<PAGE> 1
________________________________________________________________________________
________________________________________________________________________________
U.S. SECURITIES AND EXCHANGE COMMISSION
WASHINGTON, D.C. 20549
FORM 8-K
CURRENT REPORT
PURSUANT TO SECTION 13 OR 15(D) OF
THE SECURITIES EXCHANGE ACT OF 1934
Date of Report (Date of earliest event reported): OCTOBER 12, 1995
------------------------
THE HALLWOOD GROUP INCORPORATED
- --------------------------------------------------------------------------------
(Exact name of registrant as specified in its charter)
DELAWARE 1-8303 51-0261339
- ----------------------- ------------------ -------------------
(State or other (Commission File Number) (IRS Employer
jurisdiction of Identification No.)
incorporation
3710 RAWLINS, SUITE 1500, DALLAS, TEXAS 75219
- --------------------------------------------------------------------------------
(Address of principal executive offices) (Zip Code)
Registrant's telephone number, including area code: (214) 528-5588
----------------------------
(NOT APPLICABLE)
- --------------------------------------------------------------------------------
(Former name or former address, if changed since last report)
________________________________________________________________________________
________________________________________________________________________________
<PAGE> 2
ITEM 8. CHANGE IN FISCAL YEAR
On October 12, 1995, the Board of Directors of The Hallwood Group
Incorporated (the "Company") approved a change in the Company's fiscal year end
from July 31 to December 31, to be effective beginning December 31, 1995. The
Company will file its Annual Report on Form 10-K for its fiscal year ended July
31, 1995, and a Quarterly Report on Form 10-Q for the quarter ending October
31, 1995. The Company's next periodic report to be filed with the Securities
and Exchange Commission will be a transition report on Form 10-Q to be filed
with respect to the period ending December 31, 1995.
2
<PAGE> 3
SIGNATURES
Pursuant to the requirements of the Securities Exchange Act of 1934,
the registrant has duly caused this report to be signed on its behalf by the
undersigned hereunto duly authorized.
THE HALLWOOD GROUP INCORPORATED
Date: October 26, 1995 By: /s/ Melvin J. Melle
-------------------
Melvin J. Melle
Vice President, Chief Financial
Officer and Secretary
3
<PAGE> 4
INDEX TO EXHIBITS
Exhibit No. Exhibit
----------- -------
20 Press Release of The Hallwood
Group Incorporated
4
<PAGE> 1
EXHIBIT 20
THE HALLWOOD GROUP INCORPORATED
NEWS FOR IMMEDIATE RELEASE
For further information, contact:
Mary Doyle, Vice President
Investor Relations
(800) 225 0135
(214) 528 5588
THE HALLWOOD GROUP ANNOUNCES CHANGE OF FISCAL YEAR END
AND AUTHORIZATION TO BUY STOCK
OF HALLWOOD ENERGY CORPORATION
Dallas, Texas, October 23, 1995--The Hallwood Group Incorporated (NYSE:HWG)

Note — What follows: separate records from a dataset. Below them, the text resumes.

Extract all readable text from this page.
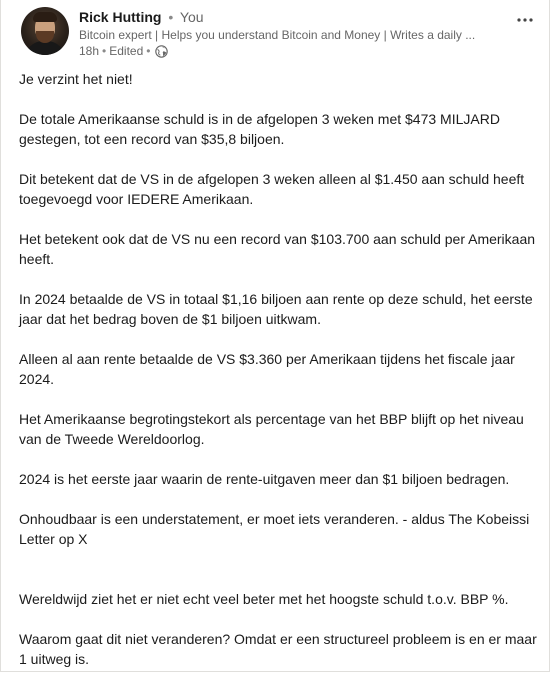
Rick Hutting • You
Bitcoin expert | Helps you understand Bitcoin and Money | Writes a daily ...
18h • Edited •

Je verzint het niet!

De totale Amerikaanse schuld is in de afgelopen 3 weken met $473 MILJARD gestegen, tot een record van $35,8 biljoen.

Dit betekent dat de VS in de afgelopen 3 weken alleen al $1.450 aan schuld heeft toegevoegd voor IEDERE Amerikaan.

Het betekent ook dat de VS nu een record van $103.700 aan schuld per Amerikaan heeft.

In 2024 betaalde de VS in totaal $1,16 biljoen aan rente op deze schuld, het eerste jaar dat het bedrag boven de $1 biljoen uitkwam.

Alleen al aan rente betaalde de VS $3.360 per Amerikaan tijdens het fiscale jaar 2024.

Het Amerikaanse begrotingstekort als percentage van het BBP blijft op het niveau van de Tweede Wereldoorlog.

2024 is het eerste jaar waarin de rente-uitgaven meer dan $1 biljoen bedragen.

Onhoudbaar is een understatement, er moet iets veranderen. - aldus The Kobeissi Letter op X

Wereldwijd ziet het er niet echt veel beter met het hoogste schuld t.o.v. BBP %.

Waarom gaat dit niet veranderen? Omdat er een structureel probleem is en er maar 1 uitweg is.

announced today that its board of directors has approved a change in the
Company's fiscal year end from July 31 to December 31, to be effective
beginning December 31, 1995. Hallwood Group will file its Annual Report on
Form 10-K for its fiscal year ended July 31, 1995, and a Quarterly Report on
Form 10-Q for the quarter ending October 31, 1995. Its next periodic report to
be filed with the Securities and Exchange Commission will be a transition
report on Form 10-Q to be filed with respect to the period ending December 31,
1995.
Hallwood Group also announced that its board of directors has
authorized it to purchase up to an additional 40,000 shares of the common stock
of Hallwood Energy Corporation. The purchases may be made in open market or
private transactions from time to time. Hallwood Group currently owns 596,605
shares of HEC's common stock, constituting 75.3% of the outstanding shares,
assuming the conversion of all of the shares of Series E Preferred Stock of HEC
held by Hallwood Group. The board has authorized the purchases to enable HEC
to be consolidated with Hallwood Group for federal income tax purposes.